Question

A simple pendulum has a bob of mass m carrying a positive charge q. It is placed in a region where a uniform electric field E is directed vertically upwards. If the string is displaced slightly and released, what happens to its time period T compared to its time period T$_0$ without the electric field?

• A. T \textgreater T$_0$
• B. T \textless T$_0$
• C. T = T$_0$
• D. The pendulum will not oscillate

Hint:

Remember how various forces affect effective gravity:
- Upward force (electric, buoyant, etc.) reduces $g_{eff}$, thus increasing the time period.
- Downward force increases $g_{eff}$, thus decreasing the time period.
- Free fall means $g_{eff} = 0$, leading to infinite time period (no oscillation).

Answer 1

The Correct Option is A

Step 1: Understanding the Question:
The problem asks how the time period of a simple pendulum changes when it is placed in a uniform upward electric field, compared to its time period without the field. The pendulum bob has a positive charge.
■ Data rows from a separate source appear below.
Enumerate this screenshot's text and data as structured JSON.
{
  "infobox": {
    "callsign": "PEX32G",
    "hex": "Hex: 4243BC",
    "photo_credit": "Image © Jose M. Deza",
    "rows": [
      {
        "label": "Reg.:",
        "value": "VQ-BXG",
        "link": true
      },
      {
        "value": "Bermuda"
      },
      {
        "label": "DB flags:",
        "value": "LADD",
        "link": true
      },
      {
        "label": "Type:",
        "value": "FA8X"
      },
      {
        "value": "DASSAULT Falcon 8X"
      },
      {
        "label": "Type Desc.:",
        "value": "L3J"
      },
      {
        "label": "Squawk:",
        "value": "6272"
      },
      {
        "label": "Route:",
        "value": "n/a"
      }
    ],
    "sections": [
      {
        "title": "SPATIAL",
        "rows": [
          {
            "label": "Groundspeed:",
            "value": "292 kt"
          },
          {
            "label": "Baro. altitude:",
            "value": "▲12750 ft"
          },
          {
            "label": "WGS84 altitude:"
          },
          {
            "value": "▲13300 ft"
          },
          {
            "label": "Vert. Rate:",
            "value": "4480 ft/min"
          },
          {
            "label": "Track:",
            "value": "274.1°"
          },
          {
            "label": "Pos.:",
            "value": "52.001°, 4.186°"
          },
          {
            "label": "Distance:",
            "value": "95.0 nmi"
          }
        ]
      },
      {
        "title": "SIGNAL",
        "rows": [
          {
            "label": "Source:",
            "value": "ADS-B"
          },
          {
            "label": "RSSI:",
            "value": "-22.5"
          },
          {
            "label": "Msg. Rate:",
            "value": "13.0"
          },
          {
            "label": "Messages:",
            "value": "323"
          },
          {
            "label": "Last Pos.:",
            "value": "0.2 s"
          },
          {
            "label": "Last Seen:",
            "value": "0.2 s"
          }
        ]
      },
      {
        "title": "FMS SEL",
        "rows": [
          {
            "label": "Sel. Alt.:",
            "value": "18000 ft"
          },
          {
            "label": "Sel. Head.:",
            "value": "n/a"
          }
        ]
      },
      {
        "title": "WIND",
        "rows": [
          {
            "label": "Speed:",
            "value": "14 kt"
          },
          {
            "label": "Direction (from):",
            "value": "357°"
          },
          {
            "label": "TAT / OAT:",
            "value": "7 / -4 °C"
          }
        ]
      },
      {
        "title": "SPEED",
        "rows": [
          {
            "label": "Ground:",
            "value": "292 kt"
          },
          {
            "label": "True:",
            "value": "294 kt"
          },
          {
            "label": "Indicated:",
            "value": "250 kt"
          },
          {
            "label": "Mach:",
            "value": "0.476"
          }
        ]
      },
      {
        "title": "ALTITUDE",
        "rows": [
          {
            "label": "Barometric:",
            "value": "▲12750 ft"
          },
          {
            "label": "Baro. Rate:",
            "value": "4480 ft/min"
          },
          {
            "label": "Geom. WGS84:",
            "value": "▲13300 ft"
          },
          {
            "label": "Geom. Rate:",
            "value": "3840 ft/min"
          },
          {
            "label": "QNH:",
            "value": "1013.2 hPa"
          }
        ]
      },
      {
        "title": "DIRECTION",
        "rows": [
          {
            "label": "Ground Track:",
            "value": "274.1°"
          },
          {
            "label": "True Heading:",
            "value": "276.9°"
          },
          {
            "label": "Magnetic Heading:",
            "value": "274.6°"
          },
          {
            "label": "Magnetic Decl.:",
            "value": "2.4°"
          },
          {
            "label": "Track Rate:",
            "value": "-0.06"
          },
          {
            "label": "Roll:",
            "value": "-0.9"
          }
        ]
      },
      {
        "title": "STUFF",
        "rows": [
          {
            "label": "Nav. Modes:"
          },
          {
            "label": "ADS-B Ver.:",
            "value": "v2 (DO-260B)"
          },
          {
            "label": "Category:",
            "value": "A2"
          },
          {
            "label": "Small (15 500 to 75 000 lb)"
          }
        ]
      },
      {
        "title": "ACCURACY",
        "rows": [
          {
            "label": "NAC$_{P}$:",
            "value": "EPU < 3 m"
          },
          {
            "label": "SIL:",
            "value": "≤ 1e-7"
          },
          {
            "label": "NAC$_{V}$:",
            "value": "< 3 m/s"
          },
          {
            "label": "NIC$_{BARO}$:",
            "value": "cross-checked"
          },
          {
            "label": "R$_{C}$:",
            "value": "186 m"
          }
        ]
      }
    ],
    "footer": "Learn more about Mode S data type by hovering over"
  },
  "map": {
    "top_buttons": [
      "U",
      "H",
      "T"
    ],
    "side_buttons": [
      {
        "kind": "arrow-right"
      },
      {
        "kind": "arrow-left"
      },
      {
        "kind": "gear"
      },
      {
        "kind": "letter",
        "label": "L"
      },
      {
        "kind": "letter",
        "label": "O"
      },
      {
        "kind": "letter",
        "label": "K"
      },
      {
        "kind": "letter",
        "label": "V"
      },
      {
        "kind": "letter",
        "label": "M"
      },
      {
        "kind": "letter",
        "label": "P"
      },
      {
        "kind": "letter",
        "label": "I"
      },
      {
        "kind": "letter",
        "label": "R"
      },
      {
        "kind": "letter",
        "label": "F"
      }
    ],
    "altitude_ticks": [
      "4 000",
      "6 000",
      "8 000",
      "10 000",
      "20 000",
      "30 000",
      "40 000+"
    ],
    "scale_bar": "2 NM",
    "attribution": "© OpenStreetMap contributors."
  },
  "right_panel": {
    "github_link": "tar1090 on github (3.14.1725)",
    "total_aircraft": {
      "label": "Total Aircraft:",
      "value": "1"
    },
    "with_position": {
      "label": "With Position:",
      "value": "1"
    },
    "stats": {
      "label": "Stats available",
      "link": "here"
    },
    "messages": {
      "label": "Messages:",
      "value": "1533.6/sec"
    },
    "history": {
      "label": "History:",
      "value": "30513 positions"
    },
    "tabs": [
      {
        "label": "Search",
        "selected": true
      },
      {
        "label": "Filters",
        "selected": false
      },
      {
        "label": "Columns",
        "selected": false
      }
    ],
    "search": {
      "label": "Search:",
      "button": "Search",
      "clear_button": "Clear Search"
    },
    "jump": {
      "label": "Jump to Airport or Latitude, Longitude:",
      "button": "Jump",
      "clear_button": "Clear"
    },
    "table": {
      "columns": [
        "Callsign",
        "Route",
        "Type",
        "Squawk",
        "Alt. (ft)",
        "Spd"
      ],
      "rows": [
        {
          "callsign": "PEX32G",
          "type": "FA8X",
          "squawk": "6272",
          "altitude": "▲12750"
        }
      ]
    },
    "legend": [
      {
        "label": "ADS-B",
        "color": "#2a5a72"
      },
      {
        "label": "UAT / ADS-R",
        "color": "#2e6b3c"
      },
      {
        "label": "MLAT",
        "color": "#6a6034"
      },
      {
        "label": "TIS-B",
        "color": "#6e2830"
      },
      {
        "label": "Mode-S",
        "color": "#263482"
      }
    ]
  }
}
Step 2: Key Formula or Approach:
The time period of a simple pendulum is given by:
\[ T = 2\pi \sqrt{\frac{L}{g_{eff}}} \]
Where:
- \( L \) is the length of the pendulum.
- \( g_{eff} \) is the effective acceleration due to gravity.

Step 3: Detailed Explanation:
1. Without the electric field:
The only force acting downwards is gravity, $mg$.
The effective acceleration due to gravity is $g_{eff} = g$.
The time period is $T_0 = 2\pi \sqrt{\frac{L}{g}}$.
2. With the electric field:
The bob has mass $m$ and positive charge $q$.
The electric field $E$ is directed vertically upwards.
* Gravitational force: $F_g = mg$ (acting downwards).
* Electric force: $F_e = qE$ (acting upwards, since $q$ is positive and $E$ is upwards).
The net downward force is $F_{net} = mg - qE$.
The effective acceleration due to gravity is $g'_{eff} = \frac{F_{net}}{m} = \frac{mg - qE}{m} = g - \frac{qE}{m}$.
3. Comparison of time periods:
Assuming the pendulum still oscillates (i.e., $mg > qE$, so $g'_{eff} > 0$):
Since $g'_{eff} = g - \frac{qE}{m}$, and $\frac{qE}{m}$ is a positive quantity, it implies $g'_{eff} < g$.
The new time period is $T = 2\pi \sqrt{\frac{L}{g'_{eff}}}$.
Since $g'_{eff}$ is smaller than $g$, the term $\frac{1}{g'_{eff}}$ will be larger than $\frac{1}{g}$.
Therefore, $T > T_0$.

Step 4: Final Answer:
The new time period T is greater than T$_0$.